Enterprise Social Software: What Businesses Need to Do Next

A Forrester Research report says that while social software is gaining steam in the marketplace, businesses are nowhere near close to seeing a social revolution. Here's a look at the report's key findings, plus five tips for mapping out the next steps.

Thu, November 03, 2011

CIO — As Facebook and other social networks have grown in popularity, businesses have started looking for ways to leverage them within the enterprise. The result: an influx of social software companies vying for a spot in business' technology portfolios, and IT and business executives scrambling to map out long-range plans.

According to a new report by Forrester Research, though, while this new class of technologies is gaining steam in the marketplace, the trend is still in its infancy.
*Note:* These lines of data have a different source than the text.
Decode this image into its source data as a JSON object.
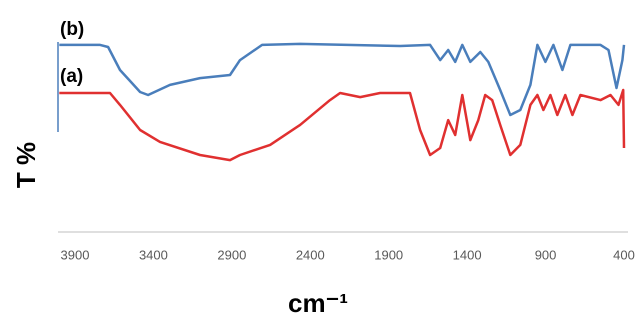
{
  "chart_data": {
    "type": "line",
    "x_label": "cm⁻¹",
    "y_label": "T %",
    "annotations": [
      "(b)",
      "(a)"
    ],
    "xlim": [
      4000,
      400
    ],
    "xticks": [
      3900,
      3400,
      2900,
      2400,
      1900,
      1400,
      900,
      400
    ],
    "ylim": [
      0,
      100
    ],
    "series": [
      {
        "name": "(b)",
        "color": "#4a7ebb",
        "x": [
          4000,
          3740,
          3689,
          3613,
          3485,
          3434,
          3294,
          3103,
          2912,
          2848,
          2707,
          2465,
          1827,
          1636,
          1572,
          1521,
          1476,
          1431,
          1380,
          1316,
          1265,
          1189,
          1125,
          1061,
          997,
          952,
          901,
          850,
          793,
          742,
          550,
          499,
          448,
          410,
          400
        ],
        "values": [
          92.6,
          92.6,
          91.6,
          80.2,
          69.3,
          67.8,
          72.8,
          76.2,
          77.7,
          85.1,
          92.6,
          93.1,
          92.1,
          92.6,
          85.1,
          90.1,
          84.2,
          92.6,
          84.2,
          89.1,
          84.2,
          70.3,
          57.9,
          60.4,
          72.8,
          92.6,
          84.2,
          92.6,
          80.2,
          92.6,
          92.6,
          90.1,
          71.3,
          85.1,
          92.6
        ]
      },
      {
        "name": "(a)",
        "color": "#e03030",
        "x": [
          4000,
          3677,
          3613,
          3485,
          3358,
          3103,
          2912,
          2848,
          2656,
          2465,
          2274,
          2210,
          2082,
          1955,
          1764,
          1700,
          1636,
          1572,
          1521,
          1476,
          1431,
          1380,
          1329,
          1285,
          1240,
          1189,
          1125,
          1061,
          997,
          952,
          914,
          869,
          825,
          774,
          729,
          678,
          550,
          486,
          435,
          405,
          400
        ],
        "values": [
          68.8,
          68.8,
          62.9,
          50.5,
          44.6,
          38.1,
          35.6,
          38.1,
          43.1,
          53.0,
          65.3,
          68.8,
          66.8,
          68.8,
          68.8,
          50.5,
          38.1,
          41.6,
          55.4,
          48.0,
          67.8,
          45.5,
          55.4,
          67.8,
          65.3,
          53.0,
          38.1,
          43.1,
          62.9,
          67.8,
          60.4,
          67.8,
          57.9,
          67.8,
          57.9,
          67.8,
          65.3,
          67.8,
          62.9,
          70.3,
          41.6
        ]
      }
    ]
  }
}
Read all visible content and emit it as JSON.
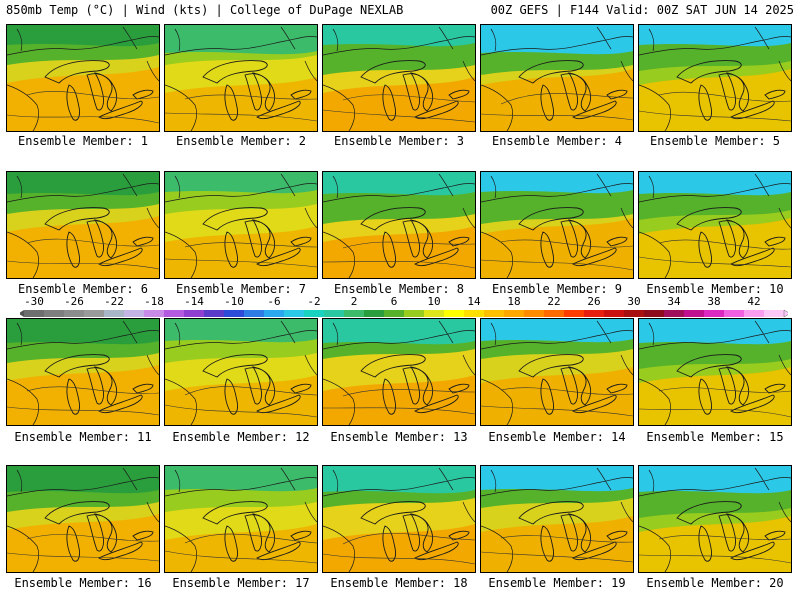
{
  "header": {
    "left": "850mb Temp (°C) | Wind (kts) | College of DuPage NEXLAB",
    "right": "00Z GEFS | F144 Valid: 00Z SAT JUN 14 2025"
  },
  "panels": [
    {
      "label": "Ensemble Member: 1"
    },
    {
      "label": "Ensemble Member: 2"
    },
    {
      "label": "Ensemble Member: 3"
    },
    {
      "label": "Ensemble Member: 4"
    },
    {
      "label": "Ensemble Member: 5"
    },
    {
      "label": "Ensemble Member: 6"
    },
    {
      "label": "Ensemble Member: 7"
    },
    {
      "label": "Ensemble Member: 8"
    },
    {
      "label": "Ensemble Member: 9"
    },
    {
      "label": "Ensemble Member: 10"
    },
    {
      "label": "Ensemble Member: 11"
    },
    {
      "label": "Ensemble Member: 12"
    },
    {
      "label": "Ensemble Member: 13"
    },
    {
      "label": "Ensemble Member: 14"
    },
    {
      "label": "Ensemble Member: 15"
    },
    {
      "label": "Ensemble Member: 16"
    },
    {
      "label": "Ensemble Member: 17"
    },
    {
      "label": "Ensemble Member: 18"
    },
    {
      "label": "Ensemble Member: 19"
    },
    {
      "label": "Ensemble Member: 20"
    }
  ],
  "colorbar": {
    "ticks": [
      "-30",
      "-26",
      "-22",
      "-18",
      "-14",
      "-10",
      "-6",
      "-2",
      "2",
      "6",
      "10",
      "14",
      "18",
      "22",
      "26",
      "30",
      "34",
      "38",
      "42"
    ],
    "colors": [
      "#6e6e6e",
      "#7e7e7e",
      "#8c8c8c",
      "#9a9a9a",
      "#a9b6c8",
      "#c4b4e6",
      "#c88ce8",
      "#b45ae0",
      "#9040d0",
      "#5a3cc8",
      "#2e4ad8",
      "#2e7be6",
      "#29a8f0",
      "#2cc8e8",
      "#19d2c0",
      "#2ac8a0",
      "#3cbb6a",
      "#2a9e3c",
      "#55b22a",
      "#98cc1e",
      "#dce61a",
      "#ffff00",
      "#ffe000",
      "#ffc000",
      "#ffa800",
      "#ff8c00",
      "#ff6a00",
      "#ff3c00",
      "#e81e10",
      "#cc1010",
      "#a81010",
      "#8c0c1c",
      "#a0105a",
      "#c01090",
      "#dc28c0",
      "#f060e0",
      "#fa9cf0",
      "#fcc8f8"
    ]
  }
}
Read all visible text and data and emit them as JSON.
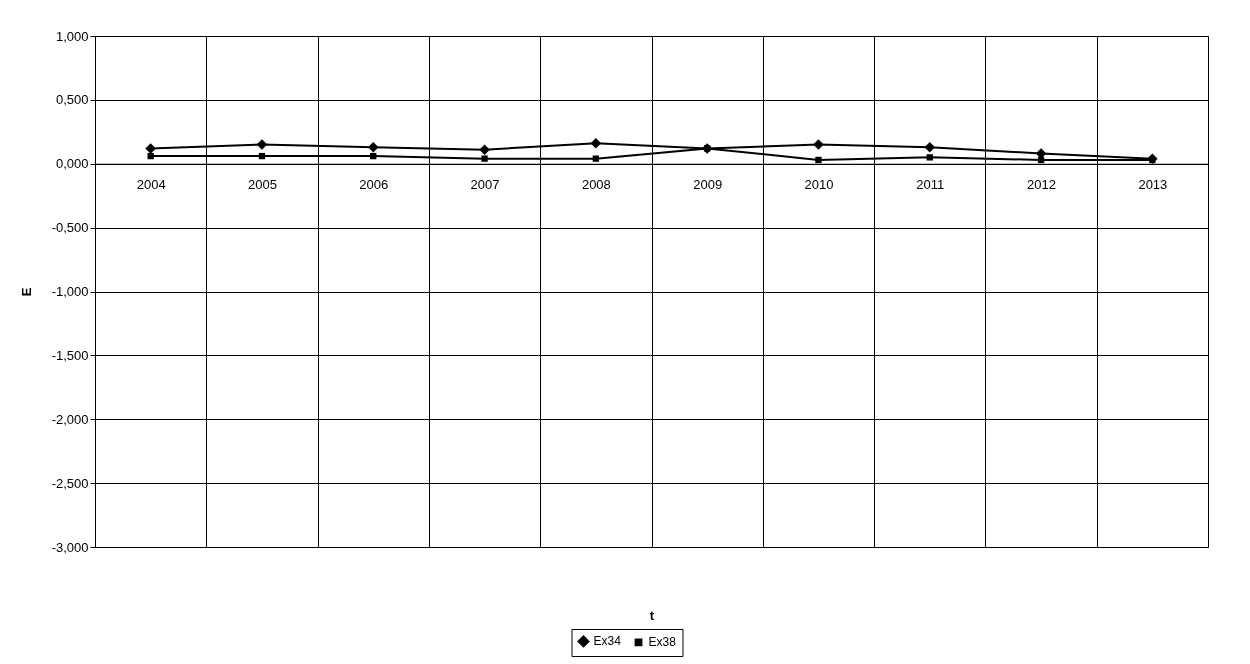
{
  "chart_data": {
    "type": "line",
    "xlabel": "t",
    "ylabel": "E",
    "categories": [
      "2004",
      "2005",
      "2006",
      "2007",
      "2008",
      "2009",
      "2010",
      "2011",
      "2012",
      "2013"
    ],
    "series": [
      {
        "name": "Ex34",
        "color": "#000000",
        "marker": "diamond",
        "values": [
          0.12,
          0.15,
          0.13,
          0.11,
          0.16,
          0.12,
          0.15,
          0.13,
          0.08,
          0.04
        ]
      },
      {
        "name": "Ex38",
        "color": "#000000",
        "marker": "square",
        "values": [
          0.06,
          0.06,
          0.06,
          0.04,
          0.04,
          0.12,
          0.03,
          0.05,
          0.03,
          0.03
        ]
      }
    ],
    "ylim": [
      -3,
      1
    ],
    "yticks": [
      {
        "value": -3,
        "label": "-3,000"
      },
      {
        "value": -2.5,
        "label": "-2,500"
      },
      {
        "value": -2,
        "label": "-2,000"
      },
      {
        "value": -1.5,
        "label": "-1,500"
      },
      {
        "value": -1,
        "label": "-1,000"
      },
      {
        "value": -0.5,
        "label": "-0,500"
      },
      {
        "value": 0,
        "label": "0,000"
      },
      {
        "value": 0.5,
        "label": "0,500"
      },
      {
        "value": 1,
        "label": "1,000"
      }
    ],
    "grid": true,
    "legend": "bottom"
  }
}
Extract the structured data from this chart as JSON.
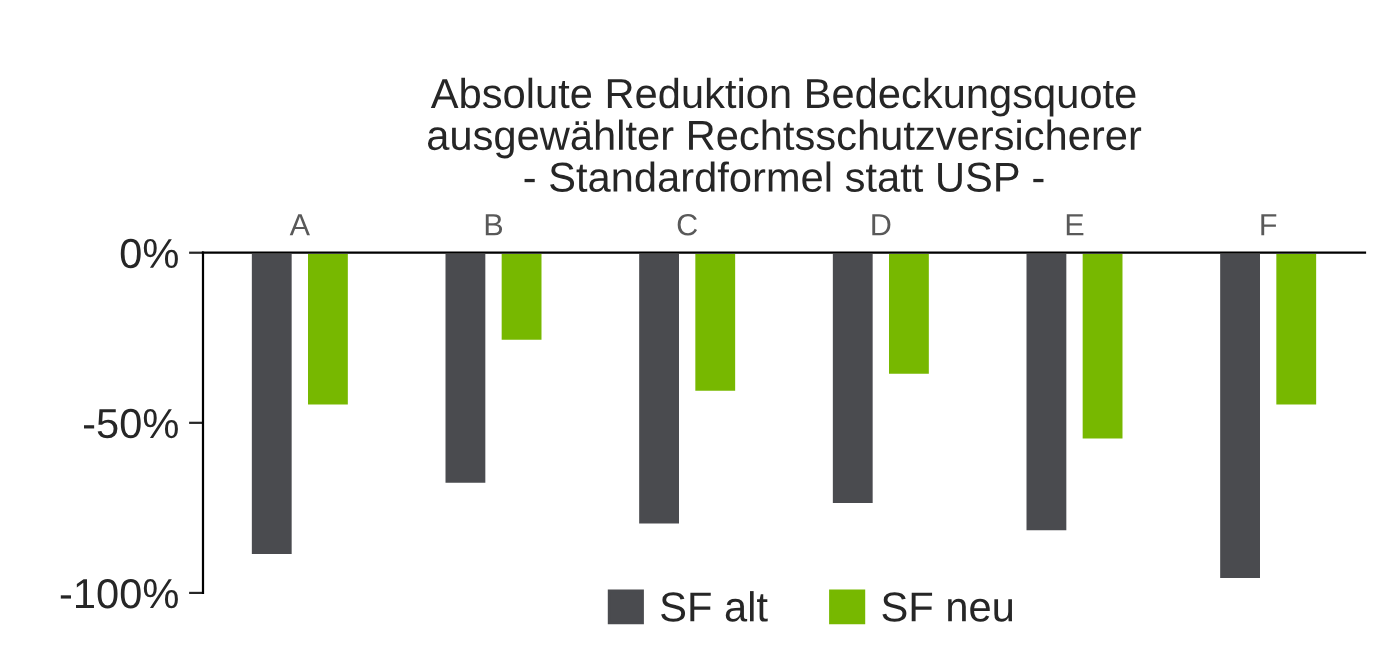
{
  "chart_data": {
    "type": "bar",
    "title": "Absolute Reduktion Bedeckungsquote\nausgewählter Rechtsschutzversicherer\n- Standardformel statt USP -",
    "categories": [
      "A",
      "B",
      "C",
      "D",
      "E",
      "F"
    ],
    "series": [
      {
        "name": "SF alt",
        "color": "#4a4b4f",
        "values": [
          -89,
          -68,
          -80,
          -74,
          -82,
          -96
        ]
      },
      {
        "name": "SF neu",
        "color": "#77b800",
        "values": [
          -45,
          -26,
          -41,
          -36,
          -55,
          -45
        ]
      }
    ],
    "ylim": [
      -100,
      0
    ],
    "yticks": [
      {
        "value": -100,
        "label": "-100%"
      },
      {
        "value": -50,
        "label": "-50%"
      },
      {
        "value": 0,
        "label": "0%"
      }
    ],
    "grid": false,
    "legend": "bottom"
  }
}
The keys to widespread adoption and the overall the success of these new tools, the report says, are in understanding who is using them now, how they're using them, and what policies the business needs to put into place to support them.

Here's a look at the key takeaways from Forrester's report, "The Enterprise 2.0 User Profile: 2011," along with recommendations for how your business can better leverage them.

Enterprise Social Software: Who's Using It Now and How

Of the 4,985 U.S. information workers surveyed in the report, 28 percent use social software monthly, writes report author and Forrester analyst T.J. Keitt. While this number may seem impressive on the surface, breaking it down into the types of people using social software will show that the trend hasn't yet caught on.

The three types of people currently using social software monthly include early adopters, the busiest people within a company and the younger employees. That's not surprising, Keitt says, because these are the obvious candidates for social software: Early adopters are generally open to new technologies; the busiest people at companies tend to look for ways to streamline processes; and the younger members of the workforce help introduce social tools into the enterprise.

According to the report, 39 percent of people who use social software say they use it because it's easy to use and relevant. "The top reason why information workers are using social tools is because the barriers to using them are low and they solve their business problems," Keitt writes.

The number-two reason is because "they're an efficient means for accomplishing tasks," with 38 percent of the vote.